Nicht nur ein Zimmer für sich allein

Kulturbuch | Alex Johnson: Schreibwelten

Margaret Atwood schrieb ihren legendären ›Report der Magd‹ auf einer geliehenen mechanischen Schreibmaschine. Astrid Lindgren stenografierte all ihre Texte. Und Zadie Smith benutzt einen Computer ohne Internetzugang, um sich nicht abzulenken. Wer sich schon immer fragte, wie seine Lieblingsschriftstellerinnen und -schriftsteller arbeiten, wohnen, leben, findet in den von Alex Johnson aufbereiteten ›Schreibwelten‹ erstaunliche Antworten und Inspirationen. Von INGEBORG JAISER

Eine Schreibmaschine auf einem Schreibtisch der an einem Fenster steht.Dass Friedrich Schiller zur Anregung stets faule Äpfel in der Schreibtischschublade hortete, gehört schon zum kulturellen Allgemeinwissen. Und manch zeitgenössischer Autor legt seine Arbeitsgewohnheiten in Homestorys offen, die einem Popstar würdig wären. Dennoch schwebt ein Schleier des Geheimnisvollen, Faszinierenden über dem Schöpfungsakt des Schreibens. Worin liegt das Rätsel der Inspiration? Welche Stimulanzien helfen der Kreativität auf die Sprünge? Wie sehr beflügelt das Schreibgerät – Bleistift oder Füller, Schreibmaschine oder Laptop – die Produktivität? Und wie unerlässlich ist ein privater Rückzugsort, ganz im Sinne von Virginia Woolfs ›Zimmer für sich allein?‹
 
Alex Johnson lüftet in ›Schreibwelten‹ den Vorhang zu den Refugien berühmter Schriftsteller, seien es Häuser, Hütten oder Hotelzimmer. Neugierig spürt er dem Interieur der Räume nach, ihrer Architektur und ihren Ausblicken. Bei diesen virtuellen Werkstattbesuchen sind wir eingeladen, im kreativen Ambiente von über vier Dutzend Literaten zu Gast sein: von Isabel Allende bis William Wordsworth, von Michel de Montaigne, dem Philosophen und Essayisten der Spätrenaissance, bis hin zu quicklebendigen, zeitgenössischen Autoren wie Zadie Smith, Haruki Murakami oder Stephen King. Hier wird wohl jeder Literaturbegeisterte mehr als einen seiner Lieblingsautoren wiederfinden. Und möglicherweise eine gänzlich unbekannte Seite an ihm kennenlernen.

Jazz, Kaffee, Drinks

Nicht jedes Schriftstellerdomizil ist so berühmt und vielbesucht wie Ernest Hemingways Finca Vigía auf Kuba. Und nicht jeder (temporäre) Schreibraum hatte Bestand. Erstaunlich viele literarische Werke sind in Flugzeugen, Zugabteilen, Gartenlauben, Bibliotheken oder Gefängnissen entstanden – oder in Kaffeehäusern (dessen schreibendes Wiener Stammpublikum hier leider keine Erwähnung findet). Dennoch zieht es uns Leser zu den Entstehungsorten großer Werke, vielleicht in der Hoffnung, dem Genius Loci nachzuspüren, einen Hauch des Zaubers zu erhaschen.
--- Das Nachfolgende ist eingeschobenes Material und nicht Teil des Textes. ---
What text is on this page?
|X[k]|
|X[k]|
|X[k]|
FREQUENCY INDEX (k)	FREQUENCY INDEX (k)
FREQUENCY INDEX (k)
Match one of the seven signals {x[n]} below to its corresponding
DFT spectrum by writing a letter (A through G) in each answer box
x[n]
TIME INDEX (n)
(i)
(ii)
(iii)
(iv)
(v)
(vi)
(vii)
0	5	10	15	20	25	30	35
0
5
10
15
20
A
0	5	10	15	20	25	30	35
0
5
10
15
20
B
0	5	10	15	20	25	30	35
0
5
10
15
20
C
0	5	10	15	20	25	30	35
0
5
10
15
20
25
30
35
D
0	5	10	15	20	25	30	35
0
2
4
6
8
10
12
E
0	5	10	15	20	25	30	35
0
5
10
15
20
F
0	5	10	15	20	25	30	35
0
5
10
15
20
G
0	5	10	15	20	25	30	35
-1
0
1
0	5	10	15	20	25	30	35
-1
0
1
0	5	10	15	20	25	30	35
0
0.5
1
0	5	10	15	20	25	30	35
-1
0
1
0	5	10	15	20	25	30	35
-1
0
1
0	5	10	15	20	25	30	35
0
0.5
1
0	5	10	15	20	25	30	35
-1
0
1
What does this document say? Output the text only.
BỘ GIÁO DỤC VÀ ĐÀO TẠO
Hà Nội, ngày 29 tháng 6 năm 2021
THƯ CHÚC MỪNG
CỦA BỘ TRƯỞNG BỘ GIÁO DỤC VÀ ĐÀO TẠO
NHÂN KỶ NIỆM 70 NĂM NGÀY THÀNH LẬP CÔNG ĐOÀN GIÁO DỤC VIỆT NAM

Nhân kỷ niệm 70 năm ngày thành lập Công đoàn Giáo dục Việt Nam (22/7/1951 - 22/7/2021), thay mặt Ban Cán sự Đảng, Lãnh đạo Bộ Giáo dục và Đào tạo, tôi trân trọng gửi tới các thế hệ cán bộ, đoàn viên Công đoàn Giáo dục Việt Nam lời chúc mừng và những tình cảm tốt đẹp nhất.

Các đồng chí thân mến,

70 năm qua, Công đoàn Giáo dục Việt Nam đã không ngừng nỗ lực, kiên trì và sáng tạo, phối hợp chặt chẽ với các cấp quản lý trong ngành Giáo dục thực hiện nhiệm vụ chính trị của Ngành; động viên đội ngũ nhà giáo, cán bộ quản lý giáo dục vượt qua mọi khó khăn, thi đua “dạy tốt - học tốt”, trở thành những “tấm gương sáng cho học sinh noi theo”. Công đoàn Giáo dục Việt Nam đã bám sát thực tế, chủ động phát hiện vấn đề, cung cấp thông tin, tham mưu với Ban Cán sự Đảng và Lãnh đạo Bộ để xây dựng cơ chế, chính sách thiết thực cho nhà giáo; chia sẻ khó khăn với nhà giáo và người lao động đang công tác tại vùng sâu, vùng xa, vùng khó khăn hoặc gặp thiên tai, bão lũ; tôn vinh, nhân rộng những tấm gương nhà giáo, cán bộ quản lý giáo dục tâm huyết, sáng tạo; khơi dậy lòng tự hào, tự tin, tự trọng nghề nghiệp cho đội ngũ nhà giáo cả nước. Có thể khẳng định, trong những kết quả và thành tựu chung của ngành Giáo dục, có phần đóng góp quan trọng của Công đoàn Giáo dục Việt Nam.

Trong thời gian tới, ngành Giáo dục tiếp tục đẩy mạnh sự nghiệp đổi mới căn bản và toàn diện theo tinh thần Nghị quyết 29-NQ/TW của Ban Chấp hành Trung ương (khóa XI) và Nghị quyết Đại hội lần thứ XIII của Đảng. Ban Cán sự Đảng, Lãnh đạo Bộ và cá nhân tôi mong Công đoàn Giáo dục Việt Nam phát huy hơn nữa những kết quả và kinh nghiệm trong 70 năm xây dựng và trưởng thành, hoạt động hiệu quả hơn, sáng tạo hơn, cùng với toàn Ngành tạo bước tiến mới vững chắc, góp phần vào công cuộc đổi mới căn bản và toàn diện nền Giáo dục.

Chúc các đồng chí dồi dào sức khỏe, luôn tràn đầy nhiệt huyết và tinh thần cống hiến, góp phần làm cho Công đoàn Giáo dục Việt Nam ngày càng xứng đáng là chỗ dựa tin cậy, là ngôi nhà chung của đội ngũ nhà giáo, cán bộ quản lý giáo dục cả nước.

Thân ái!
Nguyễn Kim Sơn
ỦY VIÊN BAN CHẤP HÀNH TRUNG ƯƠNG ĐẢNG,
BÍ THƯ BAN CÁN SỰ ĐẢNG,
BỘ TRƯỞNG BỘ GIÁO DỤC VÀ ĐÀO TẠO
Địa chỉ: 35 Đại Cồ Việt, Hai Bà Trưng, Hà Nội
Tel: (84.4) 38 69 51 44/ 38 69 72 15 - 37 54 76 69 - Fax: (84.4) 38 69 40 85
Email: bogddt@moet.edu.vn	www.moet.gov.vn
Doch ganz unbenommen, ob ein Autor kreatives Chaos bevorzugt oder akribisch seine »magischen Objekte« um sich schart, ob er absolute Stille einfordert (Emily Dickinson, Bernard Shaw) oder es liebt, bei Jazz-Untermalung zu schreiben (Haruki Murakami) – ein strikter Zeitplan und ein straffes Arbeitspensum scheinen unerlässlich zu sein. Frühes Aufstehen, große Koffeinmengen und eine durchgetaktete Tagesstruktur gehören offenbar zu den Grundvoraussetzungen literarischen Schaffens. Gepusht von sehr persönlichen Zeremonien und Ritualen. So schreibt man Margaret Atwood und dem James-Bond-Schöpfer Ian Fleming die ambitionierte Tagesleistung von 2000 Wörtern zu, dem jungen Mark Twain gar bis zu 3000.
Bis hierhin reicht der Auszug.